Doilom et al. (2013) revisited Cucurbitariaceae based on DNA sequence data, examination of type species and links to asexual morphs. They epitypified Cucurbitaria berberidis with molecular data and a pyrenochaeta-like asexual morph, illustrated Curreya, Rhytidiella and Syncarpella from their holotypes and discussed their familial affinities. Hyde et al. (2013) also provided a comprehensive transcript to this family with illustrations. Wijayawardene et al. (2014b) included Cucurbidothis, Cucurbitaria, Curreya, Pyrenochaeta, Pyrenochaetopsis, Rhytidiella and Syncarpella as conventional genera in Cucurbitariaceae. However, Cucurbitariaceae members comprise many epithets in Index Fungorum (Doilom et al. 2013) and only a few species have DNA sequence data in GenBank. Thambugala et al. (2015b) introduced a new genus, Neocurreya for Curreya austroafricana, C. grandicipis and C. proteae in Floricolaceae (Pleosporales) based on evidence from morphology and phylogeny. The placement of the type species of Curreya, C. conorum is unclear as the latter has not been cultured and there is no DNA sequence data in databases to verify its phylogenetic affinities. Fenestella is relatively poorly studied and the type species of the genus could not be located. Therefore, Phookamsak & Hyde (2015) revisited
Fenestellaceae and transferred Lojkania to Testudinaceae, maintaining Fenestella in Fenestellaceae. Wanasinghe et al. (2017) introduced two new taxa which are typical of Fenestella viz. F. ostryae and F. mackenziei. Phylogenetically, these strains shared a close phylogenetic affinity to F. fenestrata within Cucurbitariaceae. Thus, with their updated phylogeny where Fenestellaceae was nested in between Cucurbitariaceae and with insufficient morphological grounds to support Fenestellaceae as an independent family, they proposed Fenestella to be transferred to Cucurbitariaceae and Fenestellaceae be synonymized with Cucurbitariaceae.

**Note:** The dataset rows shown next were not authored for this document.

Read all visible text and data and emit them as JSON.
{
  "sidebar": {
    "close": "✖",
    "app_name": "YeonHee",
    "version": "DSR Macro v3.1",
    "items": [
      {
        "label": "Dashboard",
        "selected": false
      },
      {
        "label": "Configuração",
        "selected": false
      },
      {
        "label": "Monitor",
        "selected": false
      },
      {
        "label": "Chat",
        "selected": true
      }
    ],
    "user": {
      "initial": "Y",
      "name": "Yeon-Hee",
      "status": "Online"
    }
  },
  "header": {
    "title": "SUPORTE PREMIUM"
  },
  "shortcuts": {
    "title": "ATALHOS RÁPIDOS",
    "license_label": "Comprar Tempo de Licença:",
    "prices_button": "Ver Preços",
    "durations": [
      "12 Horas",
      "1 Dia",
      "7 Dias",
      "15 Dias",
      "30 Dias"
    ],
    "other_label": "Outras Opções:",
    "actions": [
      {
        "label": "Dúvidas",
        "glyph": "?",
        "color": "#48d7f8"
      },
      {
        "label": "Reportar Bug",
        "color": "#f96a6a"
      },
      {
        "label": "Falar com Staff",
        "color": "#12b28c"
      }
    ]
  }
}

Jaklitsch et al. (2018a) provided a comprehensive account for Cucurbitariaceae including multi-gene (ITS, LSU, rpb-2, SSU, tef1 and tub2) phylogenetic analyses. They recognised two new species in Cucurbitaria and 19 in Neocucurbitaria (which was introduced by Wanasinghe et al. 2017d). Astragalicola, Cucitella, Parafenestella, Protofenestella, and Seltsamia were described as new genera. Also, they reported that Fenestella should be restricted to the type species F. fenestrata. In addition, they have transferred F. mackenziei and F. ostryae to Parafenestella based on their lack of molecular support with Fenestella and the absence of a well-delimited pseudostromata and ascospore septation. Jaklitsch & Voglmayr (2020) re-evaluated the boundaries and species composition of Fenestella and related genera of the Cucurbitariaceae. They recognised eight species, of which five are new, in Fenestella, 13 in Parafenestella with eight new species and two in the new genus Synfenestella with one new species.